At the dawn of the Civil War, the editors at the Charleston Mercury were incensed.
The notorious Confederate rag had more than enough scorn for those Northern aggressors, but the editors were even more worried about the shaping of the new Southern Constitution. In particular, they were upset about a provision allowing Northern states to enter the Confederacy. The Constitution already raised the bar, requiring support from two-thirds of the Congress, as opposed to a simple majority in the U.S. Constitution. But the paper wanted all opportunities blocked.
On March 26, 1861, the paper claimed the North “threatened us with degradation and ultimate ruin.” Going on to say, “for years, the Southern peoples have … endured the unceasing assaults of Northern interests, Northern ambition, and Northern fanaticism placed in direct antagonism to their just rights and vital institutions.”
As for which institutions in particular, the paper crystallized its point with the first line of the March 27 editorial: “The South is fully aware that the peoples of the Northern states are fundamentally unsound on the question of slavery.”
The paper continued, “Anti-slavery has been taken in with their mothers’ milk, grown with their growth and strengthened with their strength, until so thoroughly assimilated into their constitutions as to become a part of their political principles, their ethics, and their religious faith.”
Would it be sensible, the paper asks, for the slave-holding states “to admit again under a common government those who are so diverse, so inimical, and whose hostility by that instrumentality has already proved both troublesome and dangerous to the South?”
Ironically, the paper notes anyone who believes the North will leave slavery in place in the South needs to look to history. “He either does not appreciate the depth and breadth in which the anti-slavery fanaticism is rooted at the North, or he knows little of human nature and the difficulty of correcting its ignorance and errors.”
By April 5, the paper’s critique of the Confederate Constitution had cooled. “As a whole, it is generally regarded as an admirable Constitution and one which will make as a prosperous and happy people for generations to come,” the editorial read. But, there was an important caveat: “If we have but the wisdom to keep our Confederation one of pro-slave republics exclusively, and not to mix it of states having different domestic institutions and antagonistic views. No more of ‘the irrepressible conflict,’ and hands off with the North, is clearly our policy.”

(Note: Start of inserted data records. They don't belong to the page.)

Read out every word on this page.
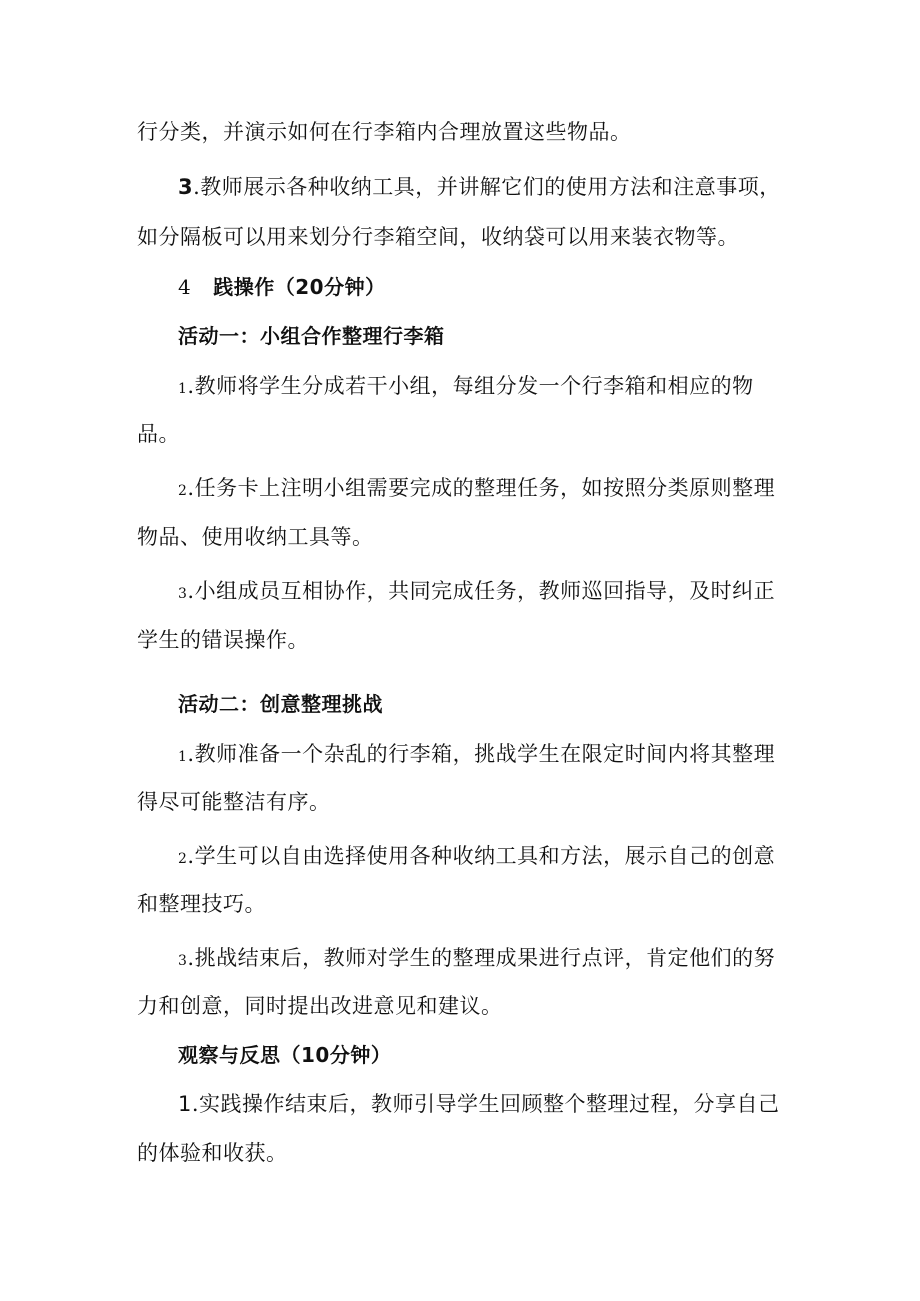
行分类，并演示如何在行李箱内合理放置这些物品。
3.教师展示各种收纳工具，并讲解它们的使用方法和注意事项，
如分隔板可以用来划分行李箱空间，收纳袋可以用来装衣物等。
4 践操作（20分钟）
活动一：小组合作整理行李箱
1.教师将学生分成若干小组，每组分发一个行李箱和相应的物
品。
2.任务卡上注明小组需要完成的整理任务，如按照分类原则整理
物品、使用收纳工具等。
3.小组成员互相协作，共同完成任务，教师巡回指导，及时纠正
学生的错误操作。
活动二：创意整理挑战
1.教师准备一个杂乱的行李箱，挑战学生在限定时间内将其整理
得尽可能整洁有序。
2.学生可以自由选择使用各种收纳工具和方法，展示自己的创意
和整理技巧。
3.挑战结束后，教师对学生的整理成果进行点评，肯定他们的努
力和创意，同时提出改进意见和建议。
观察与反思（10分钟）
1.实践操作结束后，教师引导学生回顾整个整理过程，分享自己
的体验和收获。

Charlestonians were on edge in the days leading up to the firing on Fort Sumter. The adrenaline was evident in the pages of the Mercury. On April 2, the paper led with a biting editorial about access to military batteries. The paper noted it had “acquiesced” to the military in avoiding reports on batteries and officers. “But we had a right to expect, and did expect, that care would be taken to exclude the reporters of other papers, and particularly of Northern papers,” the editorial reads. The New York Times, referred to as a “virulent abolition sheet,” had published an in-depth feature on the Confederate artillery building along the Charleston harbor. “If this is a result of our compliance, we’ll make an end [of] that for the future,” the paper wrote.
But the combative tone shifted to a patriotic fervor as the firing drew closer. On April 9, the paper announced “War Declared.” It jumped the gun by only a small margin. President Lincoln had sent orders to supply Fort Sumter, ensuring a challenge from Confederate leaders who were anxiously awaiting a Union retreat from the harbor.
“We have partially submitted to the insolent military domination of a handful of men in our bay for over three months after the declaration of our independence of the United States.
“Now the issue of battle is to be forced upon us. The gage is thrown down, and we accept the challenge … We hope such a blow will be struck in behalf of the South, that Sumter and Charleston Harbor will be remembered at the North as long as they exist as people.”
The paper went on to note the mood in the city as local soldiers were called to duty in the middle of the night by seven shots fired in the air on the Citadel Green, now Marion Square. “In a few minutes the wet, misty streets were all commotion; volunteers could be seen hurrying to and fro to join their respective commands and the neighborhood of the City Hall was speedily thronged by the citizen soldiers.”
On April 11, The Mercury laid out a final argument for war, calling the looming battle “the culmination of years of steadily increasing encroachment of the North upon the South — of compromising, sentimental generosity, and weak acquiescence on the part of the South.” The North was overestimating its own strength and would face defeat, the paper argued. “Fundamental differences exist. No political conjunction can ever repress them … The North needs proof of the earnestness of our intentions and our manhood. Experience shall be their teacher. Let them learn.”